EŞ VE YAKIN ANLAMLI / ANLAMDAŞ KELİMELER
Yazılışları ve okunuşları farklı anlamları aynı olan sözcüklere eş anlamlı (anlamdaş) kelimeler-sözcükler denir.
* Bunlar cümlede birbiriyle yer değiştirdiklerinde cümlenin anlamında değişiklik ve bozulma olmaz. Yukarıda örnekler verilmiştir.
* Sözcüklerin eş anlamlı olup olmadıkları, cümle içindeki kullanımlarından belli olur.

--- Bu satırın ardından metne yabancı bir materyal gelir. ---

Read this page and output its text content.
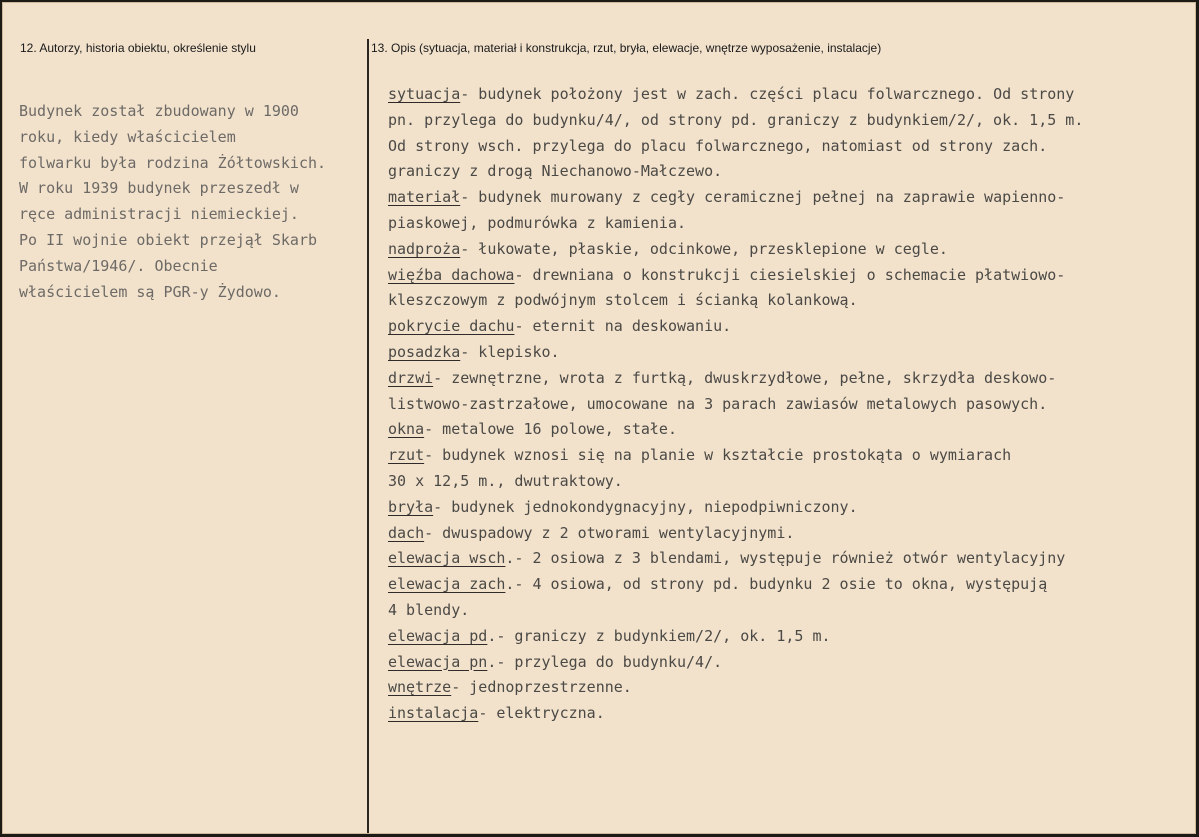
12. Autorzy, historia obiektu, określenie stylu	13. Opis (sytuacja, materiał i konstrukcja, rzut, bryła, elewacje, wnętrze wyposażenie, instalacje)
Budynek został zbudowany w 1900
roku, kiedy właścicielem
folwarku była rodzina Żółtowskich.
W roku 1939 budynek przeszedł w
ręce administracji niemieckiej.
Po II wojnie obiekt przejął Skarb
Państwa/1946/. Obecnie
właścicielem są PGR-y Żydowo.
sytuacja- budynek położony jest w zach. części placu folwarcznego. Od strony
pn. przylega do budynku/4/, od strony pd. graniczy z budynkiem/2/, ok. 1,5 m.
Od strony wsch. przylega do placu folwarcznego, natomiast od strony zach.
graniczy z drogą Niechanowo-Małczewo.
materiał- budynek murowany z cegły ceramicznej pełnej na zaprawie wapienno-
piaskowej, podmurówka z kamienia.
nadproża- łukowate, płaskie, odcinkowe, przesklepione w cegle.
więźba dachowa- drewniana o konstrukcji ciesielskiej o schemacie płatwiowo-
kleszczowym z podwójnym stolcem i ścianką kolankową.
pokrycie dachu- eternit na deskowaniu.
posadzka- klepisko.
drzwi- zewnętrzne, wrota z furtką, dwuskrzydłowe, pełne, skrzydła deskowo-
listwowo-zastrzałowe, umocowane na 3 parach zawiasów metalowych pasowych.
okna- metalowe 16 polowe, stałe.
rzut- budynek wznosi się na planie w kształcie prostokąta o wymiarach
30 x 12,5 m., dwutraktowy.
bryła- budynek jednokondygnacyjny, niepodpiwniczony.
dach- dwuspadowy z 2 otworami wentylacyjnymi.
elewacja wsch.- 2 osiowa z 3 blendami, występuje również otwór wentylacyjny
elewacja zach.- 4 osiowa, od strony pd. budynku 2 osie to okna, występują
4 blendy.
elewacja pd.- graniczy z budynkiem/2/, ok. 1,5 m.
elewacja pn.- przylega do budynku/4/.
wnętrze- jednoprzestrzenne.
instalacja- elektryczna.
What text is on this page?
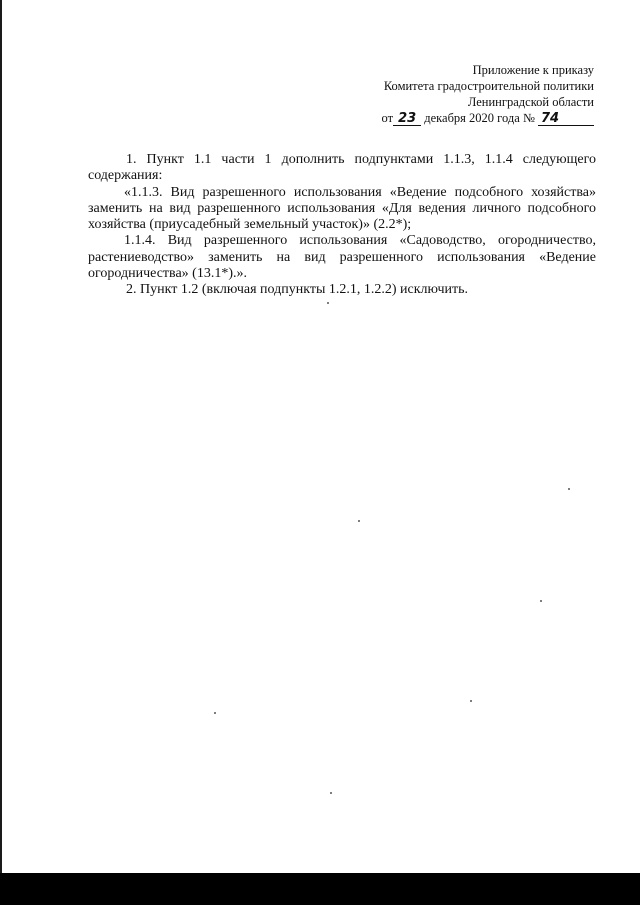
Приложение к приказу
Комитета градостроительной политики
Ленинградской области
от 23 декабря 2020 года № 74

1. Пункт 1.1 части 1 дополнить подпунктами 1.1.3, 1.1.4 следующего содержания:

«1.1.3. Вид разрешенного использования «Ведение подсобного хозяйства» заменить на вид разрешенного использования «Для ведения личного подсобного хозяйства (приусадебный земельный участок)» (2.2*);

1.1.4. Вид разрешенного использования «Садоводство, огородничество, растениеводство» заменить на вид разрешенного использования «Ведение огородничества» (13.1*).».

2. Пункт 1.2 (включая подпункты 1.2.1, 1.2.2) исключить.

Yani bir sözcüğün farklı cümlelerde değişik eş anlamları karşımıza çıkabilir.
Örnek :
- Kömür karası gözleri ışıl ışıl parlıyordu. (Kara-Siyah)
- Dost, kara günde belli olur. (Kara-Kötü)
* Eş anlamlılıkla ilgili sorular, bazen "altı çizili sözcüğün cümleye kattığı anlam", "hangisinde...anlamı vardır?" gibi de sorulabilir.
Anlamdaş (eş anlamlı) olmadıkları halde zaman zaman birbirinin yerine kullanılan sözcüklere yakın anlamlı sözcükler denir. Bakmak, görmek, izlemek, seyretmek gibi.